One last remark is appropriate. In order to undertake speciation analysis, the original distribution of chemical species must be either preserved within the sample or the speciation analysis must be performed in situ. The best sample preparation is thus no sample preparation. Several methods are available that can permit this and examples appear in the review article by Feldman et al.[25] in this issue which explores application of speciation methods based on electrochemistry and synchrotron radiation for this purpose. These methods may eventually complement methods based on atomic spectroscopy or mass spectrometry and aid in their validation.
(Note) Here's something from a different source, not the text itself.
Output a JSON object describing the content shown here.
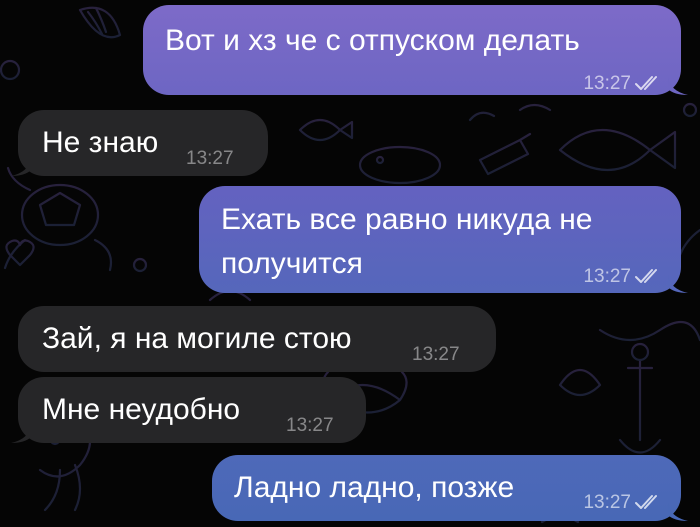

In all cases, better knowledge about the chemistry and better control of the methodology is required compared with total element analysis.

Widespread adoption and use of these principles within the speciation community will encourage a culture of more robust physical and chemical sample characterisation that will enable better research, data interpretation and comparison of results. Unfortunately, the time frame demanded for the discussion and consensus agreement on any accepted methods may typically be such that the methodologies in question may already be out of date due to ongoing progress within the field. ‘Standards’ relating to speciation papers are currently in the same state of development as those in the emerging field of nanotoxicology (see http://characterisationmatters.org/), a discipline in which concerned scientists are encouraging editors and reviewers to pay attention to and demand a minimum quality from such submissions. Internationally, there is a need to provide benchmarking guidelines which will essentially amount to a checklist of minimum criteria for peer reviews. Unfortunately, there lingers an inherent but often misguided trust intrinsic to the current peer review system[26] that leads to the perception that published data are reliable, having implicitly undergone some form of validation by the issuing laboratory; fallaces sunt rerum species – caveat lector!